Are there any employers or other initiatives that the school works with for industry placements?

Bristol is a city with a vibrant musical culture of its own and the department is pleased to have strong links with a number of other local musical organisations.

To give just a few examples, in the past:

  • we have regularly arranged Arts Admin internships for our students at St. George's Concert Hall.
  • we have involved students in the delivery of our schools' outreach concerts, including allowing some the opportunity to play with our partner in these events, the Bournemouth Symphony Orchestra.
  • there is a long-standing tradition of our students contributing to the jam nights at Mr. Wolfs.

What do graduates go on to do after studying this course at Bristol?

Our graduates enter a wide range of professions including performance, teaching, arts administration, banking, law, publishing, broadcasting and the media. Read more about what students from the Music department go on to do after graduation

What opportunities are there to study abroad as part of this course?

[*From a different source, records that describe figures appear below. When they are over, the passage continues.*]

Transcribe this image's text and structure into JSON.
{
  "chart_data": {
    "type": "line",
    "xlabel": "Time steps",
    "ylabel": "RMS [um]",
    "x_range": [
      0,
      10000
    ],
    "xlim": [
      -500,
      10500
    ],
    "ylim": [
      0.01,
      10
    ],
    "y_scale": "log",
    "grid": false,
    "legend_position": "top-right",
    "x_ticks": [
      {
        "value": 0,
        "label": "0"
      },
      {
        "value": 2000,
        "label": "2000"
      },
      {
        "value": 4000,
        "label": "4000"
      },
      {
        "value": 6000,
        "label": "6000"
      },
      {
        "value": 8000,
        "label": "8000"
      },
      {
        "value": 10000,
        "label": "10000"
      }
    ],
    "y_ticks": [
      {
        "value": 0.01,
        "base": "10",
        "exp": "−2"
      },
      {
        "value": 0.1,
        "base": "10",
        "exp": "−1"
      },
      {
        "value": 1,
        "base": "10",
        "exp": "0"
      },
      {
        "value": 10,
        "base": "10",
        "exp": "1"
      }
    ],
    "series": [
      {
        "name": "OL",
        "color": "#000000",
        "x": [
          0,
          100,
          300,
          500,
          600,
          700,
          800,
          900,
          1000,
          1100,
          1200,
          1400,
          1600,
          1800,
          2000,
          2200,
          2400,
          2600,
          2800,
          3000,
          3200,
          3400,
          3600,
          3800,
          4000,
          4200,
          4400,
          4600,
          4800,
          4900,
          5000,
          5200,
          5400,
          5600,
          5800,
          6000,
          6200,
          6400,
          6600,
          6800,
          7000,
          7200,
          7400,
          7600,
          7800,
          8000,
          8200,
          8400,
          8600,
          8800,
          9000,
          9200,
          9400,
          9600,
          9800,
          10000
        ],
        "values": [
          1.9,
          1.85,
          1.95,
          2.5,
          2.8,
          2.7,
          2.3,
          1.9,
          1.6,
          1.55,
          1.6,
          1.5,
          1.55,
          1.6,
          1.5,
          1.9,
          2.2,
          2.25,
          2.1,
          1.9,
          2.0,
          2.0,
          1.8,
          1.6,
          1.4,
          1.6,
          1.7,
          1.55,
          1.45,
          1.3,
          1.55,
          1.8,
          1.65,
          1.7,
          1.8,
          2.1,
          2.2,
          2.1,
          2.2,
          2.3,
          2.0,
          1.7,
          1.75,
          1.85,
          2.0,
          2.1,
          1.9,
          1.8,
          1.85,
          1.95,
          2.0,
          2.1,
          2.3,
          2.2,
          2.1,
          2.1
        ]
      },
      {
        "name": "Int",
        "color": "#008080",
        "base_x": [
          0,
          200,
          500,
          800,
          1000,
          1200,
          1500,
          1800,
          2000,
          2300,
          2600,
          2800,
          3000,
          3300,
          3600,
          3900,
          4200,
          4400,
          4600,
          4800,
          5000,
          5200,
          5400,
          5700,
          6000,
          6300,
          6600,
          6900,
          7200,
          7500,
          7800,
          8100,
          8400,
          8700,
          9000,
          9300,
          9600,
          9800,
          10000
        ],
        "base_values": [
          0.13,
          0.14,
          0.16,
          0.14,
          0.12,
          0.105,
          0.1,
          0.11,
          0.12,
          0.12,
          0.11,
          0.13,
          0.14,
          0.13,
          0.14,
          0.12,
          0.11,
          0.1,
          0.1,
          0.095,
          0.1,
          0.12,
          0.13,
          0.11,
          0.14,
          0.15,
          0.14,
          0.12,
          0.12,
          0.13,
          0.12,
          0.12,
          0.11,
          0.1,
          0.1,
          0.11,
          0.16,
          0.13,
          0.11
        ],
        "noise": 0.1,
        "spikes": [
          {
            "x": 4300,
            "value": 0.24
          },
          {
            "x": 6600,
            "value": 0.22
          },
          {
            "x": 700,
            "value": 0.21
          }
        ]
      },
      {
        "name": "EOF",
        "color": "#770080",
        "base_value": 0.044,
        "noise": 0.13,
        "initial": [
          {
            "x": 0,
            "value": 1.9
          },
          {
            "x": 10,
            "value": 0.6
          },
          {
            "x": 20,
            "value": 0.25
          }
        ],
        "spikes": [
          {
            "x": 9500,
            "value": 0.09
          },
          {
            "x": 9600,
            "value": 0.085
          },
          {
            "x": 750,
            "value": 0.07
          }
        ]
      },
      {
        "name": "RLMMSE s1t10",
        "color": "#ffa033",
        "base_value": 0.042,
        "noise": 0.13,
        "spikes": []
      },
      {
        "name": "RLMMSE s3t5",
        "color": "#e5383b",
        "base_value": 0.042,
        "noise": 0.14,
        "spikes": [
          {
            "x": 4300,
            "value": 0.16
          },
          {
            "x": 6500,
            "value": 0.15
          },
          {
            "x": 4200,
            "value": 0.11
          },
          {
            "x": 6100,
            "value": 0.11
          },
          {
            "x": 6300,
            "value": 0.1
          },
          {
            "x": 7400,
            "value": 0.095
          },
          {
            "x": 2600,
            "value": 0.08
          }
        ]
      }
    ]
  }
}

If you're on our single honours BA program, you can choose to do a semester abroad during your second year. We have links with universities in Australia, North America and Europe. We will support you in setting up your exchange.

If you're on a joint honours language program, you'll get the opportunity to do a third year abroad as part of the language degree.

What are the facilities like on campus that students will use to study this course?

The Music Department is housed in the magnificent Victoria Rooms, which provide an ideal base for the study, composition and performance of music.

This space includes the following facilities:

  • a 530-seat auditorium, where many of our concerts take place
  • an elegant recital room for chamber music performances and recitals, rehearsals and workshops
  • recording studios
  • a student common room (the theatre bar)
  • a complex of teaching and study spaces
  • 20 practice rooms (for music students only).

We are also proud to have nine studios featuring cutting-edge equipment and software to support composition, performance and research.

How many hours (on average) are required outside of lectures for additional work and study?

For first years, we recommend around 20 hours of study on top of your 14 contact hours. 

How do assessments work for the department?

We use a range of assessment methods from traditional essays to vlogs, from recitals to composition portfolios.

You can read more about how each of our units is assessed in our unit catalogue.

What would you say are the main differences between studying at school and study at university?

With our support, our undergraduates take more responsibility for their personal study than is the case at school.

This gives more opportunity to explore your particular, individual areas of interest – something that makes every one of our graduates unique!

What are examples of final year projects/dissertations that students have worked on when they study this course?

Recent dissertation topics have included:

  • the representation of gender roles in 1950s American film musicals
  • the role of rap music in the Black Lives Matter movement
  • a study of snyaesthetisa
  • an exploration of private and public faith in Benjamin Britten's War Requiem
  • an investigation into how online streaming platforms have affected the way music is listened to.